DULUTH, Minn.-This is a blue-collar city if there ever was one. It is a city with a rich and powerful labor history, revolving around taconite mines, paper factories, steel mills, and the port.

The last few decades, though, have been tough on this city. Many of the factories are now abandoned or have been torn down.

The city of Duluth has attempted to replace these industrial jobs by promoting tourism. The downtown has been renovated and numerous hotels and lodges dot Duluth and the North Shore.

While the city has invested tens of millions of dollars in these projects, and lent millions more to the businessmen who have built hotels in the city, the tourist industry jobs that have been created are very much inferior in every way to the industrial jobs they are meant to replace.

Hotel workers are paid only $6.50 hour for back-breaking work, and are generally only allowed to work around 30 hours a week. Turnover is huge, since most workers either find they can’t live on that, or get fired for resisting management’s speed-ups or abuse.

But many workers in Duluth’s hotels have decided to fight back by getting organized. Workers at the Inn on Lake Superior, Hawthorne Suites, Comfort Suites, Hampton Inn, and the Canal Park Inn have hooked up with Hotel Employees & Restaurant Employees (HERE) Local 99 to try to win union wages and working conditions.

At the initiative of Local 99, a community coalition of churches, activist groups and various community groups have come together to form United for Social and Economic Justice (USEJ). The goal of the coalition is to mobilize community support behind the hotel workers.

In this way the union hopes to win representation without going through the under-staffed, under-financed, and pro-employer National Labor Relations Board (under which most union elections are held).

On Sept. 22, a public rally was held to bring public attention to the plight of hotel workers and the demand that the hotels sign the card-check neutrality agreements.

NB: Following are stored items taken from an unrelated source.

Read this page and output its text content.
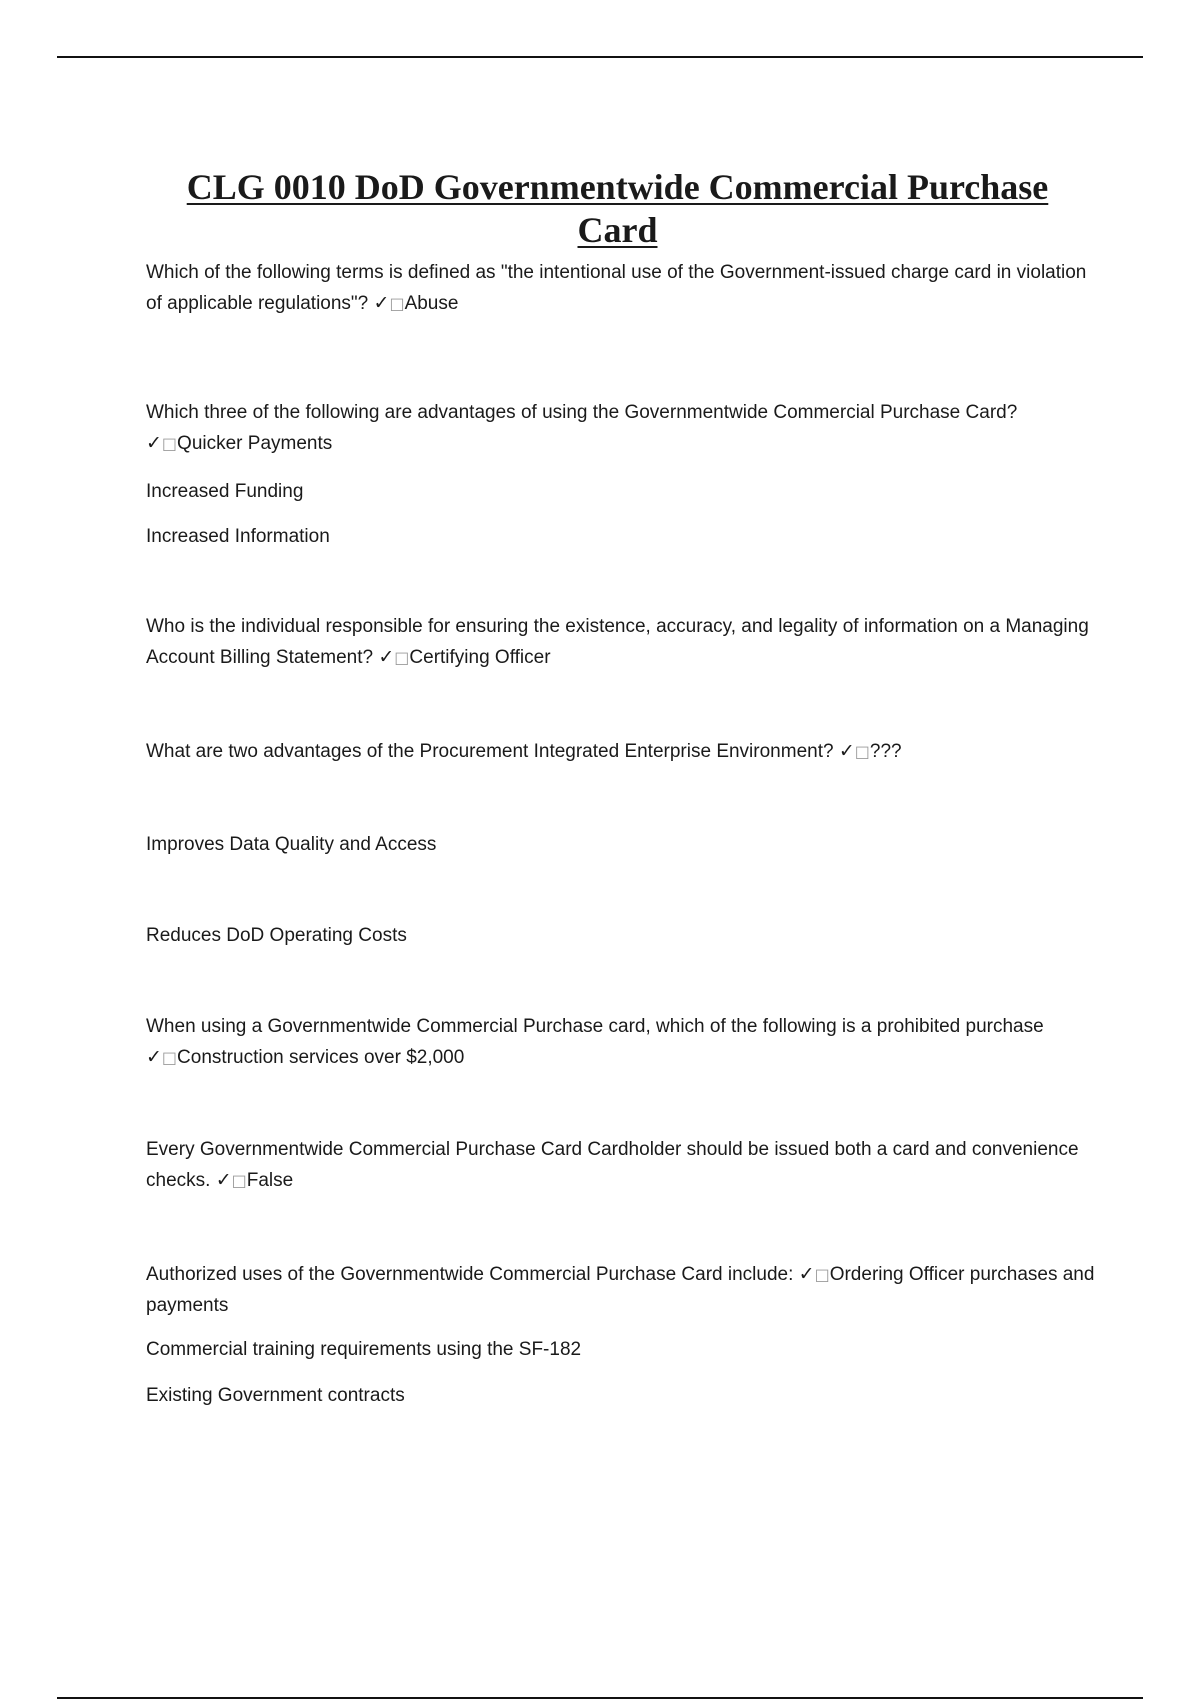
CLG 0010 DoD Governmentwide Commercial Purchase Card

Which of the following terms is defined as "the intentional use of the Government-issued charge card in violation of applicable regulations"? ✓□Abuse

Which three of the following are advantages of using the Governmentwide Commercial Purchase Card? ✓□Quicker Payments

Increased Funding

Increased Information

Who is the individual responsible for ensuring the existence, accuracy, and legality of information on a Managing Account Billing Statement? ✓□Certifying Officer

What are two advantages of the Procurement Integrated Enterprise Environment? ✓□???

Improves Data Quality and Access

Reduces DoD Operating Costs

When using a Governmentwide Commercial Purchase card, which of the following is a prohibited purchase ✓□Construction services over $2,000

Every Governmentwide Commercial Purchase Card Cardholder should be issued both a card and convenience checks. ✓□False

Authorized uses of the Governmentwide Commercial Purchase Card include: ✓□Ordering Officer purchases and payments

Commercial training requirements using the SF-182

Existing Government contracts
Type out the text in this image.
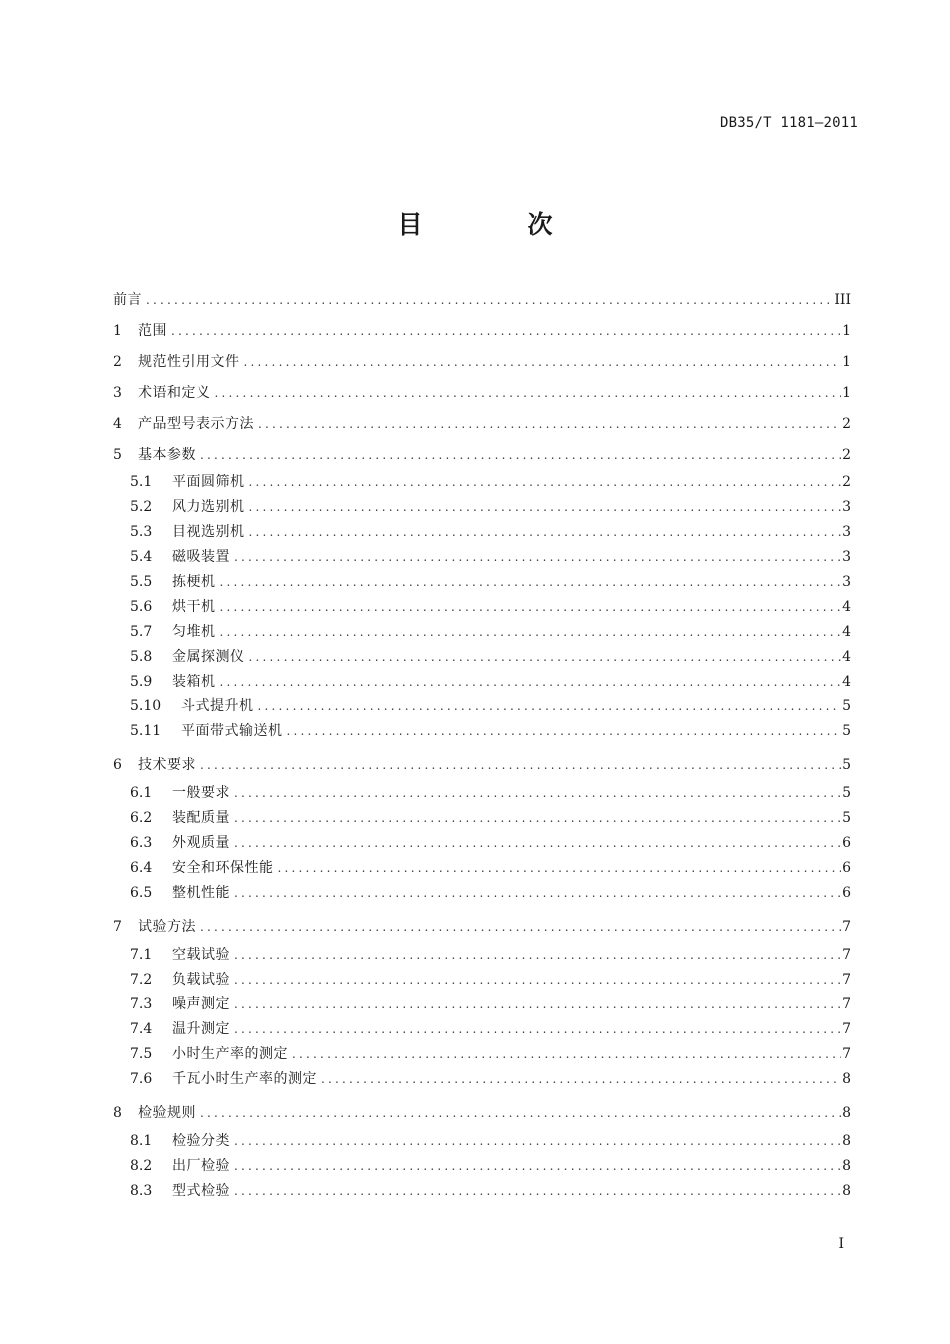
DB35/T 1181—2011
目　次
前言 .....	III
1	范围 .....	1
2	规范性引用文件 .....	1
3	术语和定义 .....	1
4	产品型号表示方法 .....	2
5	基本参数 .....	2
5.1	平面圆筛机 .....	2
5.2	风力选别机 .....	3
5.3	目视选别机 .....	3
5.4	磁吸装置 .....	3
5.5	拣梗机 .....	3
5.6	烘干机 .....	4
5.7	匀堆机 .....	4
5.8	金属探测仪 .....	4
5.9	装箱机 .....	4
5.10	斗式提升机 .....	5
5.11	平面带式输送机 .....	5
6	技术要求 .....	5
6.1	一般要求 .....	5
6.2	装配质量 .....	5
6.3	外观质量 .....	6
6.4	安全和环保性能 .....	6
6.5	整机性能 .....	6
7	试验方法 .....	7
7.1	空载试验 .....	7
7.2	负载试验 .....	7
7.3	噪声测定 .....	7
7.4	温升测定 .....	7
7.5	小时生产率的测定 .....	7
7.6	千瓦小时生产率的测定 .....	8
8	检验规则 .....	8
8.1	检验分类 .....	8
8.2	出厂检验 .....	8
8.3	型式检验 .....	8
I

Despite cold rain and wind, over 250 working men and women of all ages turned out to march through Canal Park, Duluth’s tourist district, to an outdoor rally featuring several labor and political leaders and the Rev. Jesse Jackson.

Many came from other unions, as their union jackets denoted, but others came from the hotels, the community groups in USEJ, Duluth’s Black, Latino, and Native American communities, and from the various high school and college campuses.

The protesters marched in silence in honor of the workers who died in the Sept. 11 terrorist bombings, but at the rally raised their voices in outrage against the working conditions and wages hotel workers are forced to endure.

It was a powerful opening salvo against the hotels, and an important demonstration of the support and solidarity that hotel workers have from other workers in the city.

We hope that it is the beginning of a successful union organizing drive, and that out of this struggle organizing momentum can be built up that will spread to the hundreds of other non-union workplaces throughout the region!

 

Adam Ritscher is a housekeeper at the Inn on Lake Superior.